On the Trail of Kindness
Most of us believe that we are fairly kind: We worry about our loved ones, we try to be there for our friends when they’re suffering, and we donate to charity. And yet when, say, a workplace tormentor is fired, we can experience an intoxicating hit of schadenfreude instead of sympathizing with our colleague’s fate.
Human empathy is complex and variable, and our understanding of just how and why it works has shifted over the centuries. Two new books— The War for Kindness: Building Empathy in a Fractured World , by Jamil Zaki, a neuroscientist with a strong interest in morality, and Conscience: The Origins of Moral Intuition by Patricia Churchland, a philosopher who grounds her work in neuroscience—land at similar conclusions about both the traits that lead us to care about others and the forces conspiring to make us stop.

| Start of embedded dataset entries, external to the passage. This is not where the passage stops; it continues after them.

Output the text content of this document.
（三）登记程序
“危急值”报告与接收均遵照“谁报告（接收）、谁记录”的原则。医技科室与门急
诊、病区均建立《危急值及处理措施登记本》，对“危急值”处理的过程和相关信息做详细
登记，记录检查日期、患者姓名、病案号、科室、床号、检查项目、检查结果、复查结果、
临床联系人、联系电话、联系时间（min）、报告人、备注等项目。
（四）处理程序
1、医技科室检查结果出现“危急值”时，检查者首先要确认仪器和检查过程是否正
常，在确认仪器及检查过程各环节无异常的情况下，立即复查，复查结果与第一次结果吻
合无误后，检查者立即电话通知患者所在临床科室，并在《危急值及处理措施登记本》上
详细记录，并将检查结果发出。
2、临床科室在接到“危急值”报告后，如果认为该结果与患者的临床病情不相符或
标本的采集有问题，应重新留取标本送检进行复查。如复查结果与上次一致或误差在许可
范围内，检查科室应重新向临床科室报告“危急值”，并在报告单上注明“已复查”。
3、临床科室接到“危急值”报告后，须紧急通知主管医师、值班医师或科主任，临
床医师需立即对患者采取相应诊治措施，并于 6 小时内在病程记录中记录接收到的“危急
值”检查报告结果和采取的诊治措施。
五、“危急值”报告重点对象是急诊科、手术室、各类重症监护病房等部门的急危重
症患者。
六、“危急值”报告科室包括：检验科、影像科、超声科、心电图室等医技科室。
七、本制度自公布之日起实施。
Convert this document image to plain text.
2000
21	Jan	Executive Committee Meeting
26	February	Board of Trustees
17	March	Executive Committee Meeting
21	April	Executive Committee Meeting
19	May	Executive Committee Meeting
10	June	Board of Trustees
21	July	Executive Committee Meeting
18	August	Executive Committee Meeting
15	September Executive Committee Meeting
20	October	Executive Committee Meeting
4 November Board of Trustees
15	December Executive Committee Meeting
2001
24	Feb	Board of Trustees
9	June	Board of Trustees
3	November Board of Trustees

Zaki, a Stanford psychologist and director of its Social Neuroscience Laboratory, claims that humans are the kindest species on the planet and that our kindness is a highly evolved trait. Darwin wondered if sacrifice for non-kin others violated the theory of natural selection, but Zaki sees “our tendency to help one another, even at a cost to ourselves” as a vital survival skill. He believes Homo sapiens thrived as other human species died out precisely because we evolved to have lower testosterone levels; softer, more emotionally expressive faces; and larger eye whites, all the better to look out for each other, understand each other’s feelings, and work together.
The future of human kindness, however, may be precarious. “If you wanted to design a system to break empathy,” he writes, “you could scarcely do better than the society we’ve created.” The more disengaged we become from others, Zaki believes—the more time we spend online, or in crowded cities filled with strangers with whom we’ll never speak—the less empathic we become: In a meta-analysis by University of Michigan researchers, the average young adult in 2009 showed less empathic concern, or motivation to improve others’ well-being, than 75 percent of young adults in 1979.
“Being a psychologist studying empathy today is like being a climatologist studying polar ice,” Zaki writes. “Each year we discover more about how valuable it is, just as it recedes all around us.” But he remains hopeful. Zaki confirms that empathy is not a fixed trait but a skill we can build over time with intention and effort, citing his own research and others’. Given that fact, he writes, “the direction we take—and our collective fate—depends, in a real way, on what each of us decides to feel.”
He cites compelling examples of compassionate growth in action: In a program called Changing Lives Through Literature, a judge shortened the sentences of Massachusetts convicts if they agreed to join a parolee group that read stories focused on risk, loss, and redemption. After a year, the readers had a 20 percent recidivism rate, compared to 45 percent for similar parolees.
The members of Life After Hate, a group of ex–white supremacists, found that exposure to individuals from groups they once tormented changed their opinions not only about those people but also about themselves. A lack of self-compassion leads to more rigidity, Zaki writes, and conflict and hate limit human imagination. Engaging with others increased self-compassion among the ex-hate-group members, and meeting other people who have changed expanded their imagination about who they could be. In fact, Life After Hate members call each other “formers,” one told Zaki, “because everyone is forming all the time, into someone new.”
Churchland, a professor emerita at the University of California, San Diego, and a MacArthur genius grant recipient, has been called the founder of neurophilosophy. She acknowledges that pinning down conscience is a challenge, since it is subject to both hardwired and situational factors. “It is not like the Earth’s gravity, always pulling us in one direction,” she writes. Neither is it only cognitive, because it contains two interdependent elements—“feelings that urge us in a general direction and judgment that shapes the urge into a specific action.” Our judgment also reflects in some part the standards of the group to which we feel attached.
Given that, she suggests, it’s not surprising that the acts of conscience we tend to hail—David Kaczynski’s alerting the police to the likelihood that his brother, Ted, was the Unabomber or playwright Lilian Hellman’s refusal to name names before the House Un-American Activities Committee—demand a difficult choice between loyalty and the law.
Positive acts of conscience may be more understandable, both instinctually and in the lab, than episodes in which people reject the right thing. While functional magnetic resonance imaging (fMRI) does an adequate job of detecting kindness and aggression in individuals at the level of the brain, Churchill writes, scans offer us minimal access to such states as aggression by one social group against another. Combatants in wars and perpetrators of genocides are rarely available for scanning, and it would be unethical to prime virulent racial hate in a laboratory setting. Churchland believes external sources, often communal, can infiltrate individual minds with ideologies that exude boundless confidence in and enthusiasm for simple beliefs that explain away moral reservations, “buy off one’s conscience,” and let loose “the exhilarating instincts of a predator.”
Both authors hope their readers will dedicate themselves to building reserves of empathy and compassion, neither of which can thrive without another vital human trait: humility. “Those who advertise themselves as having superior moral judgment or unique access to moral truth need to be looked at askance,” Churchland writes, citing the Confucian adage, “Humility is the solid foundation for all the virtues.”